There are two very useful methods.
First, as a general extention of the first reply, assume certain typical oxidation states for the usual suspects. This can backfire sometimes, so realize there are some notable exceptions. The most electronegative atom in the compound will typically assume its lowest possible oxidation state. The least electronegative atom will assume its highest oxidation state. The reamining atoms are obtained by difference knowing that the sum of the oxidation states is the charge.
For instance, H2SO4:
O is the most electronegative, so it gets -2 (it's lowest possible oxidation state). H is least electronegative, so it gets +1 (it's highest possible oxidation state). The overall charge is zero, so by difference, the S is +6.
2 (+1) + 4 (-2) + S = 0 therefore S = +6
There is a second, easier method. As usual, I will preface this by saying I am taking this from the Berkeley Review materials and I believe it is their copywrite protected method, because I have never seen it in another textbook. That said:
Look at every bond an atom makes.

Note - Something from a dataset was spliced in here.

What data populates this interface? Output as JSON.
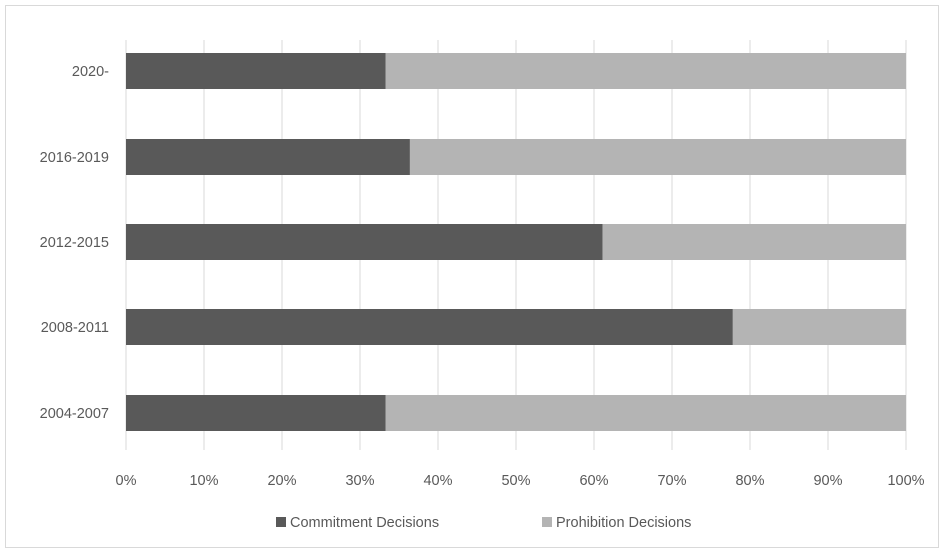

For every bond to a more electronegative atom, give it a +1. For every bond to a less electronegative atom, give it a -1. For every bond to the same atom, give it 0. Add these numbers, along with the charge, and you get the atom's oxidation state.
For instance, consider ethanal (H3CCHO):
Carbon one has three bonds to H (-1 for each) and one bond to carbon (zero). It has no charge, so it has an oxidation state of -3.
Carbon two has one bond to hydrogen (at -1), two bonds to oxygen (+1 for each), and one bond to carbon (zero). It too has no charge, so it has an oxidation state of +1.
The second method works the best, although if you only have a formula, and don't know the exact structure, you can't use this method.